Божественно! А с другой стороны, какой вздор! – Она мимолетно оглядела каюту. – Я всегда думала, что главное – это жить, а не умереть. Я отношусь с большим уважением к какому-нибудь надутому старому маклеру, который всю жизнь день за днем считает деньги в столбик, а потом едет на свою виллу в Брикстоне, где у него дряхлый мопс – объект поклонения – и нудная маленькая жена, сидящая на другом конце стола, а еще он ездит на пару недель в Маргит[21]. Поверьте, я знаю таких множество. Так вот, они мне кажутся гораздо благороднее, чем поэты, которых все боготворят только за то, что они гении и умерли молодыми. Но я не жду, что вы согласитесь со мной!

Она сжала плечо Рэчел.

– М-м… – цитирование продолжилось:

 

Тревога, что зовется – наслажденье…

 

В моем возрасте вы поймете, что мир переполнен вещами, доставляющими радость. Думаю, молодые так ошибаются, не позволяя себе быть счастливыми! Иногда мне кажется, что счастье – это единственное, что имеет смысл. Я недостаточно знаю вас, чтобы говорить, но я догадываюсь, что вам стоило бы – при вашей молодости и привлекательности – уделять чуть больше внимания – да, я скажу это! – всему, что дарит нам жизнь. – Она огляделась, как бы добавляя: «а не только нудным книжкам и Баху». – Мне так хочется порасспрашивать вас, – продолжила она. – Вы меня так интересуете! Если я несносна, скажите сразу!

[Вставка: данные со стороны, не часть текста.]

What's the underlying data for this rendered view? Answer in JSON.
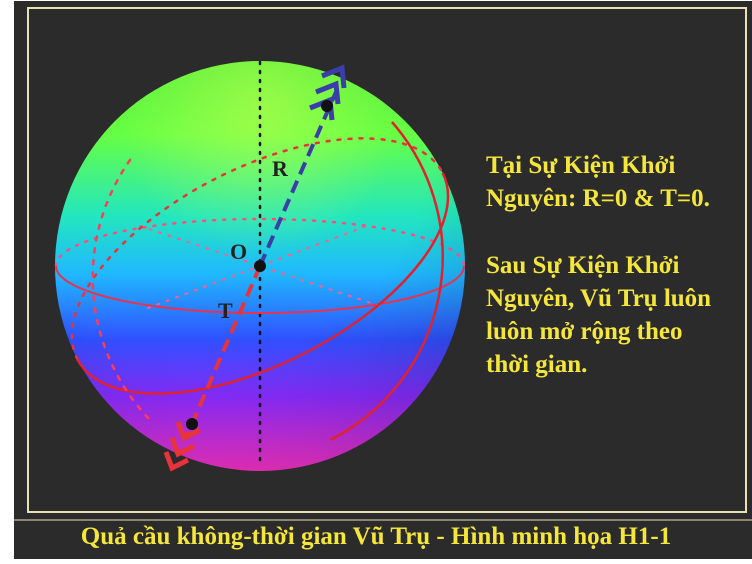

– И у меня… У меня тоже есть вопросы, – сказала Рэчел с таким жаром, что миссис Дэллоуэй пришлось сдержать улыбку.

– Вы не против прогуляться? – сказала она. – Воздух восхитителен.

Когда они вышли на палубу и закрыли за собой дверь, Кларисса засопела, как беговая лошадь.

– Ну не прекрасно ли жить?! – воскликнула она и потянула Рэчел за руку. – Смотрите, смотрите! Какое великолепие!

Берега Португалии уже начали терять свою вещественность, хотя суша еще была сушей, только далекой. Можно было разглядеть городки, рассыпанные в складках холмов, и тонкие пряди дыма. Селения казались очень маленькими по сравнению с огромными лиловыми горами позади них.

– Хотя, честно говоря, – сказала Кларисса, насмотревшись, – я не люблю виды. Они слишком бесчеловечны.

Они пошли дальше.

– Как странно! – с чувством продолжила Кларисса. – Вчера в это же время мы были не знакомы. Я собирала вещи в тесном гостиничном номере. Нам совершенно ничего не известно друг о друге, и все же – у меня такое чувство, будто я знаю вас!

– У вас есть дети, ваш муж был в парламенте?

– В школе вы не учились, а живете…

– С тетушками, в Ричмонде.

– В Ричмонде?

– Тетушки любят парк. Им нравится тишина.

– А вам – нет! Понимаю! – засмеялась Кларисса.

– Я люблю одна гулять в парке, но не с собаками, – сказала Рэчел.

– Конечно. Но некоторые люди – что собаки, да? – сказала Кларисса, будто угадывая какую-то тайну. – Но не все – о, не все!

– Не все, – сказала Рэчел и остановилась.

– Представляю, как вы гуляете в одиночестве. И думаете. Погруженная в свой маленький мир. Но будет иначе, вся радость впереди!

– Радость от прогулки с мужчиной? Вы об этом? – спросила Рэчел, испытующе глядя на миссис Дэллоуэй своими большими глазами.

– Я имела в виду не только мужчину, – сказала Кларисса. – Но и это будет.

– Нет. Я никогда не выйду замуж, – решительно заявила Рэчел.

– Не разделяю вашу уверенность, – сказала Кларисса. По ее взгляду, брошенному искоса, Рэчел поняла, что она находит ее привлекательной, хотя не без удивления.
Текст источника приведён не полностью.